Sen. Hillary Rodham Clinton conceded Friday the Democrats are "openly struggling with a lot of the difficult issues," but said that was better than the GOP's "hear no evil, see no evil, speak no evil."
The senator and potential presidential candidate said the Democrats' debate a day earlier on the Senate floor about war policy in Iraq was actually a sign of party strength, not weakness.
"Although unity is important it is not the most important value. It is, I think, a tribute to the Democratic Party at this moment in time that we are honestly and openly struggling with a lot of the difficult issues facing our country," Clinton, D-N.Y., told the New Democrat Network.
On the issue of Iraq, Clinton has been buffeted by competing forces within her party. Many elements of the party's liberal base want an immediate or timed withdrawal of troops from Iraq, while others feel such a position may weaken the party's electoral chances this year and in 2008.
Clinton is up for re-election this year, and repeatedly insists she is not thinking ahead to 2008 presidential politics.
Iowa Gov. Tom Vilsack, another potential White House candidate, told the meeting of party progressives that Democrats should ignore the consultants and pundits and focus on Americans outside Washington.
"Listening to people out and around the country is how we should craft our message," said Vilsack, who stressed the importance of an upbeat outlook, an emphasis on shared sacrifice and the need for competent government in a post-Katrina environment.
Last week, many in the audience of a more liberal group booed Clinton when she said she opposed setting a fixed date for troop withdrawal.
On Thursday, four of the six Democrats flirting with a possible White House bid in 2008, including Clinton, chose a middle-of-the-road approach, voting for a nonbinding resolution that would have urged the administration to start withdrawing troops by year's end.
But they opposed a rival proposal that would have carried the force of law and set a firm date by which all combat forces must be out of Iraq.
In her speech Friday, Clinton accused the Republican-controlled Congress of being "supine" to the goals of the Bush administration, foregoing their oversight role.
After the speech, she told reporters that the Democrats' public disagreements were a better alternative than the GOP's unified front.
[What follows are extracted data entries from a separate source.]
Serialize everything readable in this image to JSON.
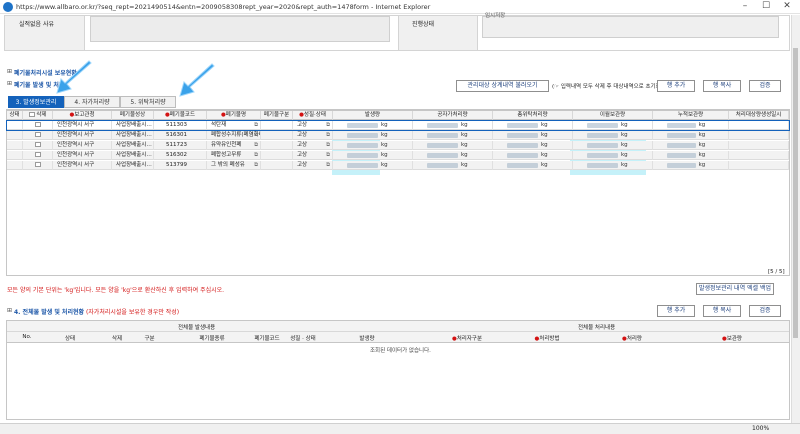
{
  "window": {
    "title": "https://www.allbaro.or.kr/?seq_rept=2021490514&entn=2009058308rept_year=2020&rept_auth=1478form - Internet Explorer",
    "zoom": "100%"
  },
  "top_form": {
    "reason_label": "실적없음 사유",
    "status_label": "진행상태",
    "status_value": "임시저장"
  },
  "sections": {
    "facility_title": "폐기물처리시설 보유현황",
    "generation_title": "폐기물 발생 및 처리",
    "generation_buttons": {
      "import": "관리대상 상계내역 불러오기",
      "note": "(☞ 입력내역 모두 삭제 후 대상내역으로 초기화)",
      "add_row": "행 추가",
      "copy_row": "행 복사",
      "validate": "검증"
    },
    "tabs": [
      {
        "label": "3. 발생정보관리"
      },
      {
        "label": "4. 자가처리량"
      },
      {
        "label": "5. 위탁처리량"
      }
    ]
  },
  "grid": {
    "columns": [
      "상태",
      "삭제",
      "보고관청",
      "폐기물성상",
      "폐기물코드",
      "폐기물명",
      "폐기물구분",
      "성질·상태",
      "발생량",
      "공자가처리량",
      "총위탁처리량",
      "이월보관량",
      "누적보관량",
      "처리대상량생성일시"
    ],
    "required": [
      false,
      false,
      true,
      false,
      true,
      true,
      false,
      true,
      false,
      false,
      false,
      false,
      false,
      false
    ],
    "unit": "kg",
    "rows": [
      {
        "region": "인천광역시 서구",
        "type": "사업장배출시…",
        "code": "511303",
        "name": "석탄재",
        "state": "고상"
      },
      {
        "region": "인천광역시 서구",
        "type": "사업장배출시…",
        "code": "516301",
        "name": "폐합성수지류(폐염화비닐…",
        "state": "고상"
      },
      {
        "region": "인천광역시 서구",
        "type": "사업장배출시…",
        "code": "511723",
        "name": "유약유인천폐",
        "state": "고상"
      },
      {
        "region": "인천광역시 서구",
        "type": "사업장배출시…",
        "code": "516302",
        "name": "폐합성고무류",
        "state": "고상"
      },
      {
        "region": "인천광역시 서구",
        "type": "사업장배출시…",
        "code": "513799",
        "name": "그 밖의 폐성유",
        "state": "고상"
      }
    ],
    "count": "[5 / 5]"
  },
  "notice": "모든 양의 기본 단위는 'kg'입니다. 모든 양을 'kg'으로 환산하신 후 입력하여 주십시오.",
  "storage_button": "발생정보관리 내역 엑셀 백업",
  "section4": {
    "title_prefix": "4. 전체물 발생 및 처리현황",
    "title_note": "(자가처리시설을 보유한 경우만 작성)",
    "add_row": "행 추가",
    "copy_row": "행 복사",
    "validate": "검증",
    "group_left": "전체물 발생내용",
    "group_right": "전체물 처리내용",
    "columns": [
      "No.",
      "상태",
      "삭제",
      "구분",
      "폐기물종류",
      "폐기물코드",
      "성질 · 상태",
      "발생량",
      "처리자구분",
      "처리방법",
      "처리량",
      "보관량"
    ],
    "empty": "조회된 데이터가 없습니다."
  }
}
"I think we come out more united," Clinton said. "We're not blindly united like the other side is, where they are like the three monkeys, See No Evil, Hear No Evil, Speak no Evil. They're not going to say anything negative about the president, the vice president, the secretary of defense or anybody else."
Republican National Committee spokeswoman Tracey Schmitt said while Clinton "is right in admitting her party has no clear plan for the central front in the War on Terror, the bottom line is that the Democrats' different approaches all mean the same thing, a surrender to the terrorists."